Food For The Poor Keeps Holy Week Tradition: Charity Frees Dozens of Nonviolent Prisoners Amid COVID-19 in Time for Easter

FFP Helps to release non voilent offenders from prision
Superintendent Herbert McFarlane, St. Catherine Adult Correctional Centre and Kivette Silvera, Director at Food For The Poor (FFP) pause for a photo after FFP paid the fines for the release of 3 inmates.

Food For The Poor released 49 nonviolent offenders, including one woman, from prisons in Guyana, Haiti and Jamaica for Holy Week, just as the rapid spread of COVID-19 (coronavirus) reached the region.

“Health experts worldwide agree that the best way to slow the spread of this coronavirus is to maintain social distancing,” said Food For The Poor President/CEO Ed Raine<https://www.foodforthepoor.org/about-us/leadership/president_ceo.html>. “But for those in prison, especially in the Caribbean and Latin America where overcrowding is a chronic issue, social distancing is nearly impossible. Thanks to our compassionate donors we were able to help release the 49 incarcerated people from their cells this Easter season.”

Some of the newly released were overcome with emotion after spending years in a Haitian prison – neither they nor their families had the money to help them. Over time, the debts they owed only increased.

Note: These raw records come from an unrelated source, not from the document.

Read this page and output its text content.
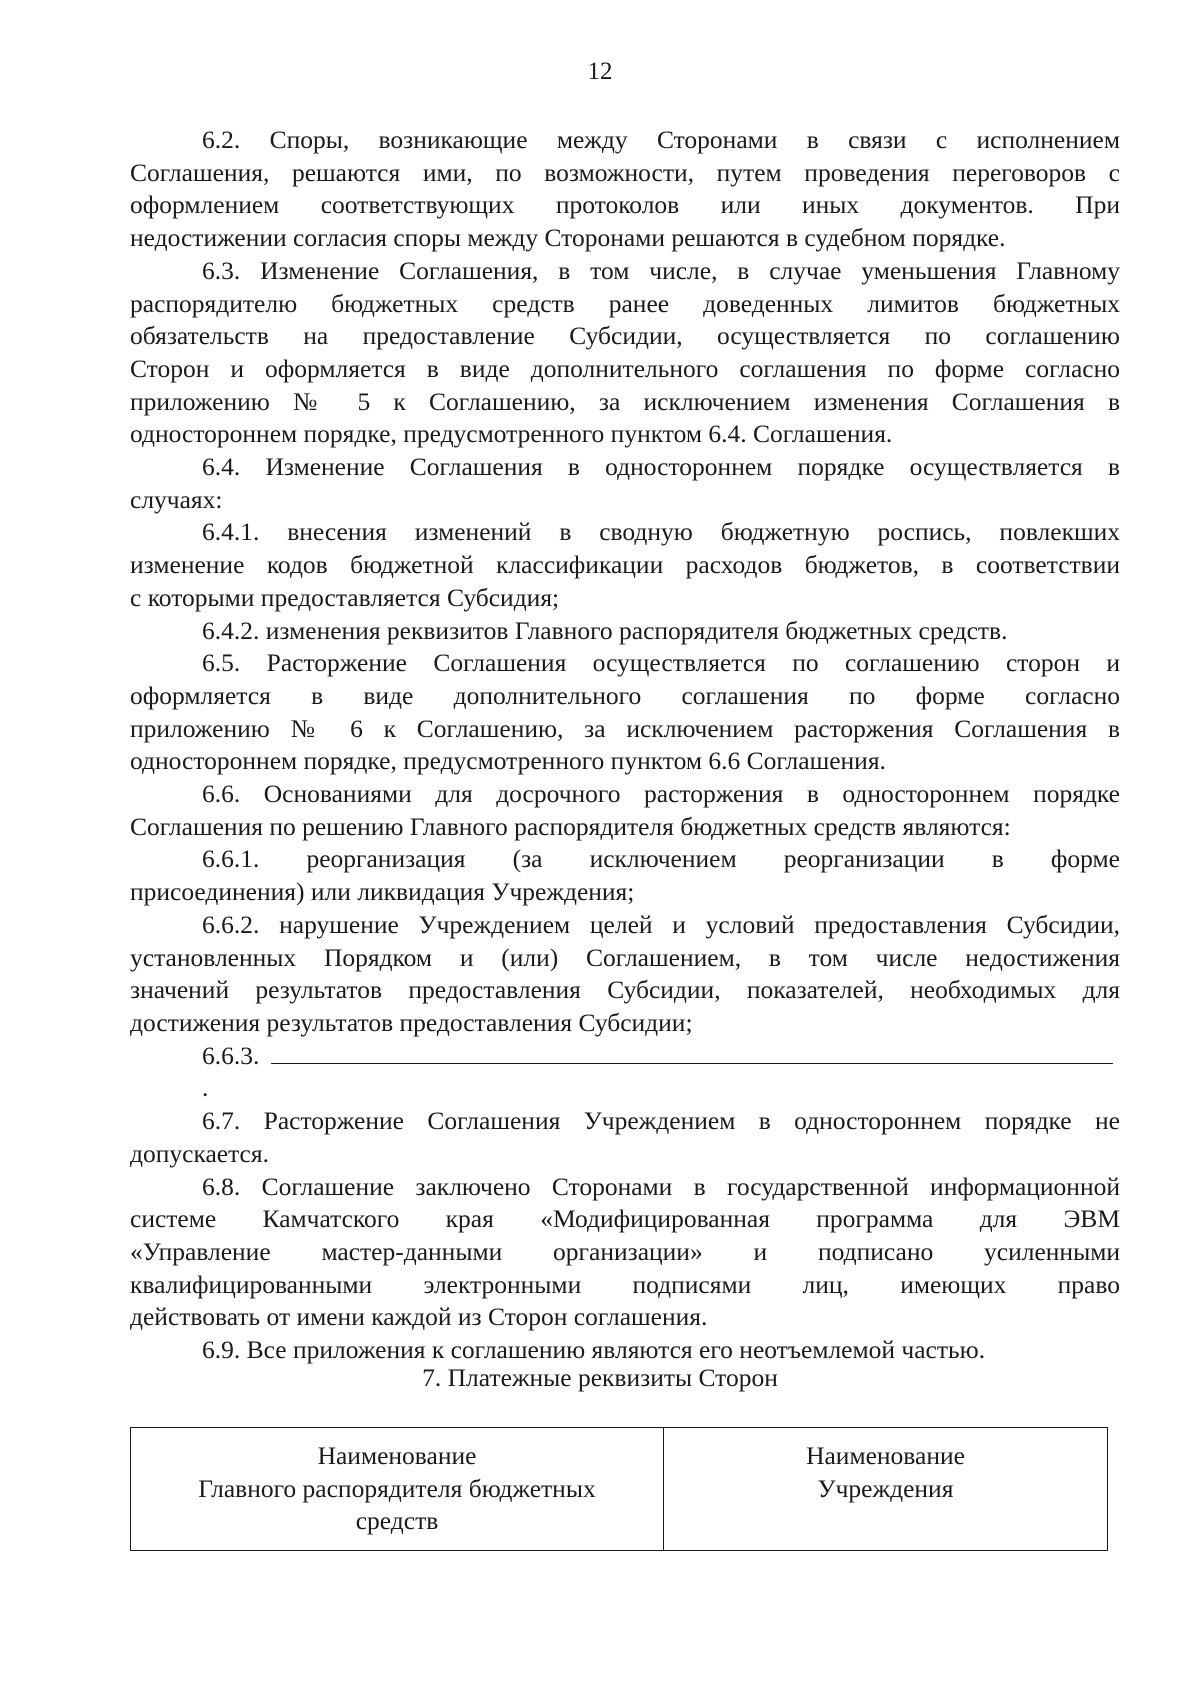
12

6.2. Споры, возникающие между Сторонами в связи с исполнением
Соглашения, решаются ими, по возможности, путем проведения переговоров с
оформлением соответствующих протоколов или иных документов. При
недостижении согласия споры между Сторонами решаются в судебном порядке.

6.3. Изменение Соглашения, в том числе, в случае уменьшения Главному
распорядителю бюджетных средств ранее доведенных лимитов бюджетных
обязательств на предоставление Субсидии, осуществляется по соглашению
Сторон и оформляется в виде дополнительного соглашения по форме согласно
приложению № 5 к Соглашению, за исключением изменения Соглашения в
одностороннем порядке, предусмотренного пунктом 6.4. Соглашения.

6.4. Изменение Соглашения в одностороннем порядке осуществляется в
случаях:

6.4.1. внесения изменений в сводную бюджетную роспись, повлекших
изменение кодов бюджетной классификации расходов бюджетов, в соответствии
с которыми предоставляется Субсидия;

6.4.2. изменения реквизитов Главного распорядителя бюджетных средств.

6.5. Расторжение Соглашения осуществляется по соглашению сторон и
оформляется в виде дополнительного соглашения по форме согласно
приложению № 6 к Соглашению, за исключением расторжения Соглашения в
одностороннем порядке, предусмотренного пунктом 6.6 Соглашения.

6.6. Основаниями для досрочного расторжения в одностороннем порядке
Соглашения по решению Главного распорядителя бюджетных средств являются:

6.6.1. реорганизация (за исключением реорганизации в форме
присоединения) или ликвидация Учреждения;

6.6.2. нарушение Учреждением целей и условий предоставления Субсидии,
установленных Порядком и (или) Соглашением, в том числе недостижения
значений результатов предоставления Субсидии, показателей, необходимых для
достижения результатов предоставления Субсидии;

6.6.3..

6.7. Расторжение Соглашения Учреждением в одностороннем порядке не
допускается.

6.8. Соглашение заключено Сторонами в государственной информационной
системе Камчатского края «Модифицированная программа для ЭВМ
«Управление мастер-данными организации» и подписано усиленными
квалифицированными электронными подписями лиц, имеющих право
действовать от имени каждой из Сторон соглашения.

6.9. Все приложения к соглашению являются его неотъемлемой частью.

7. Платежные реквизиты Сторон
Наименование
Главного распорядителя бюджетных
средств

Наименование
Учреждения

Nickerson, 49, spent nine years in a Cap-Haitien prison for stealing a few chickens from a farm to feed his family; Louby, 19, was locked up for two years after he was accused of taking four cases of soda, and Emmanuel, 20, stole a goat to pay his school fees, a decision that landed him in a Fort Liberté prison for more than a year.

“I want to thank you for giving me another chance to make things right,” Emmanuel said.

The Food For The Poor Prison Ministry Program started in 1998 to help nonviolent offenders in parts of the Caribbean and Latin America who could not afford to pay their fines to get out of prison and to make a fresh start.

Four men in Guyana were freed from the Lusignan Prison on the east coast of Demerara. In Jamaica, Food For The Poor paid the fines of three nonviolent offenders from the St. Catherine Adult Correctional Centre. In Haiti, 41 men and one woman were released from prison.